Empruntant cette rue presque tous les jours à vélo, je peux affirmer qu’il est possible d’atteindre cette vitesse à la seule et unique condition que les scooters et motos ne squattent pas la bande cyclable, empêchant ainsi régulièrement les cyclistes de remonter la file, et ne se mettent pas à la place prévue pour les cyclistes aux feux. Or, ce n’est bien évidemment pas le cas ! Le DETA a-t-il prévu de demander à la police de faire des contrôles réguliers? Si tel n’est pas le cas, cette mesure sera inutile.

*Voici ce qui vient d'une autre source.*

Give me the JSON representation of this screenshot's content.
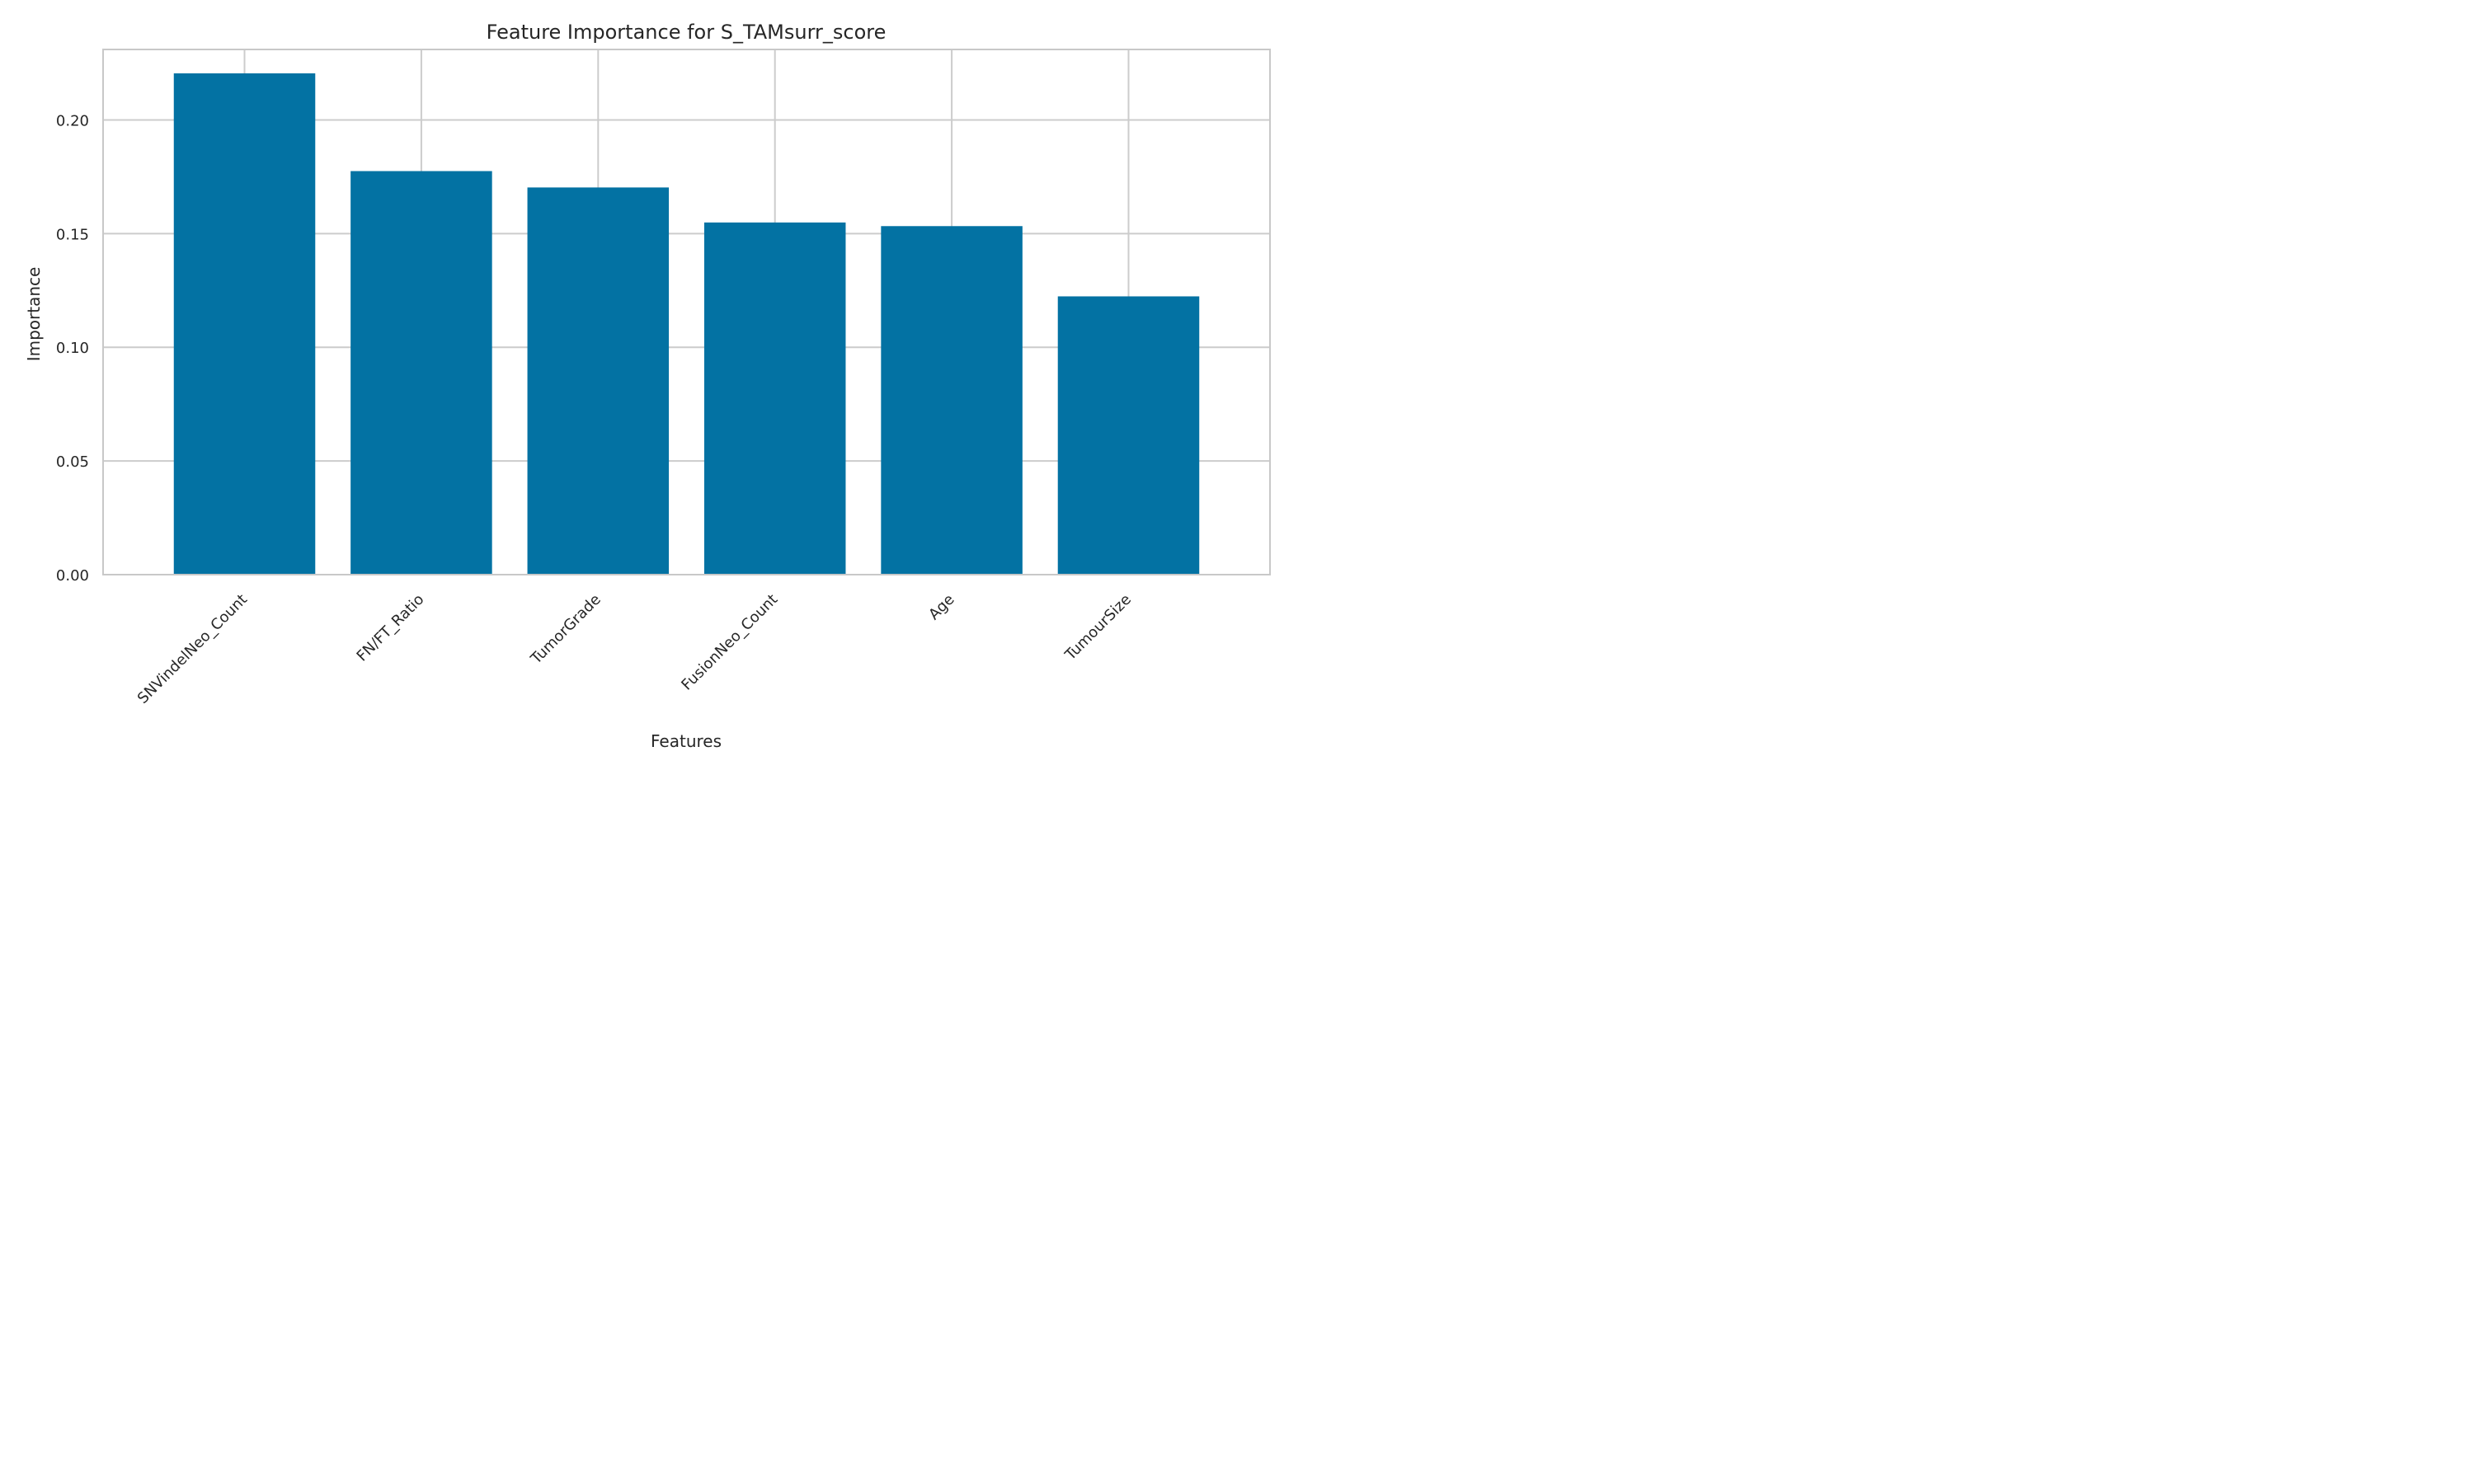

Quant à la création d’une bande cyclable à Plainpalais, suite à la suppression de feux à vingt carrefours dans le canton, le DETA précise dans son communiqué de presse (1) qu’elle sera accompagnée de 38 places de parking pour les motos et de…6 places pour les vélos ! On voudrait encourager la circulation des deux roues motorisés au centre ville qu’on ne s’y prendrait pas autrement, alors que c’est la mobilité douce et les transports publics qui doivent l’être.

En conclusion, le DETA poursuit sa politique qui vise à faire plaisir à tout le monde, sans opérer des véritables choix. C’est peut-être payant sur un plan électoral à court terme, mais insuffisant pour encourager les habitant-e-s de ce canton à prendre les transports publics et/ou le vélo. C’est pourtant un enjeu primordial de santé publique quand l’on sait que plus de 3000 Suisses décèdent chaque année des suites de la pollution atmosphérique.